昭和30年12月16日 衆議院 外務委員会

[069]
自由民主党 並木芳雄
最後に中川アジア局長に日韓問題について伺いたい。これは国連問題で日韓問題のその後の決着というものが影を薄くしておりますが、どうなっておりますか。日韓問題の李ライン交渉については、久保田発言を取り消すべし、財産権の請求権を放棄すべし、大村収容所の韓国人を釈放すべし、この3つの条件を出しておりますが、これに対する政府の態度ははっきりきまったのですか、どうですか。

[070]
政府委員(外務事務官(アジア局長)) 中川融
日韓問題の早期解決につきましては、先般国会の決議もございまして、あの趣旨に基きまして、政府としてはできるだけ早くこれの解決をはかりたいということで、目下いろいろ苦心してやっております。これにつきましては、韓国と直接交渉することはもちろんでありますが、なお双方にとりましていわば共通の友邦であるアメリカにも、強力にこれの協力を要請いたしまして、いろいろな方法をもちましてこれの解決をはかりたいということで努力いたしております。

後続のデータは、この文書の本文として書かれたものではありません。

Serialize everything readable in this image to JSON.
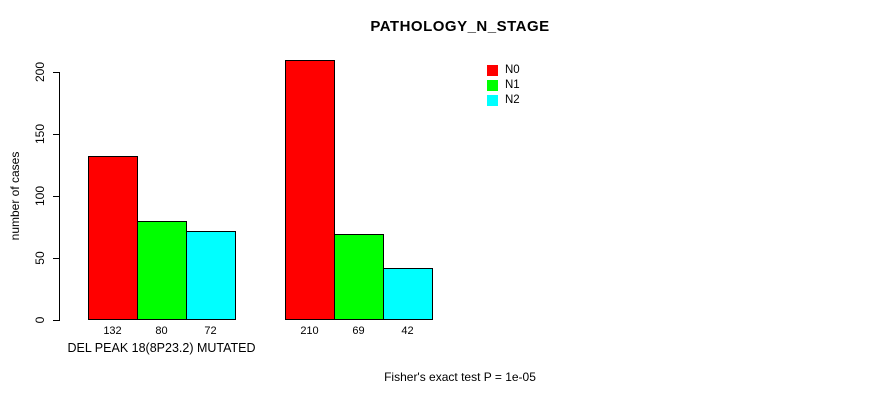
{
  "chart_data": {
    "type": "bar",
    "title": "PATHOLOGY_N_STAGE",
    "ylabel": "number of cases",
    "xlabel": "",
    "group_labels": [
      "DEL PEAK 18(8P23.2) MUTATED",
      ""
    ],
    "series": [
      {
        "name": "N0",
        "color": "#ff0000",
        "values": [
          132,
          210
        ]
      },
      {
        "name": "N1",
        "color": "#00ff00",
        "values": [
          80,
          69
        ]
      },
      {
        "name": "N2",
        "color": "#00ffff",
        "values": [
          72,
          42
        ]
      }
    ],
    "yticks": [
      0,
      50,
      100,
      150,
      200
    ],
    "ylim": [
      0,
      200
    ],
    "grid": false,
    "bar_value_labels_shown": true,
    "legend_position": "top-right",
    "annotation": "Fisher's exact test P = 1e-05",
    "colors": {
      "axis": "#000000",
      "text": "#000000",
      "background": "#ffffff"
    }
  }
}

大村収容所の問題は、これらの根本的な問題とは切り離しまして、ぜひ早期に解決し、これによって韓国に不法抑留されておる日本人漁夫の早期帰国をはかりたい。これも努力いたしております。

いずれもまだ具体的結果を見る段階には至りませんが、そのうち早期解決を要するような人道上の問題につきましては、とにかくできるだけ早く実現したいということで進んでおります。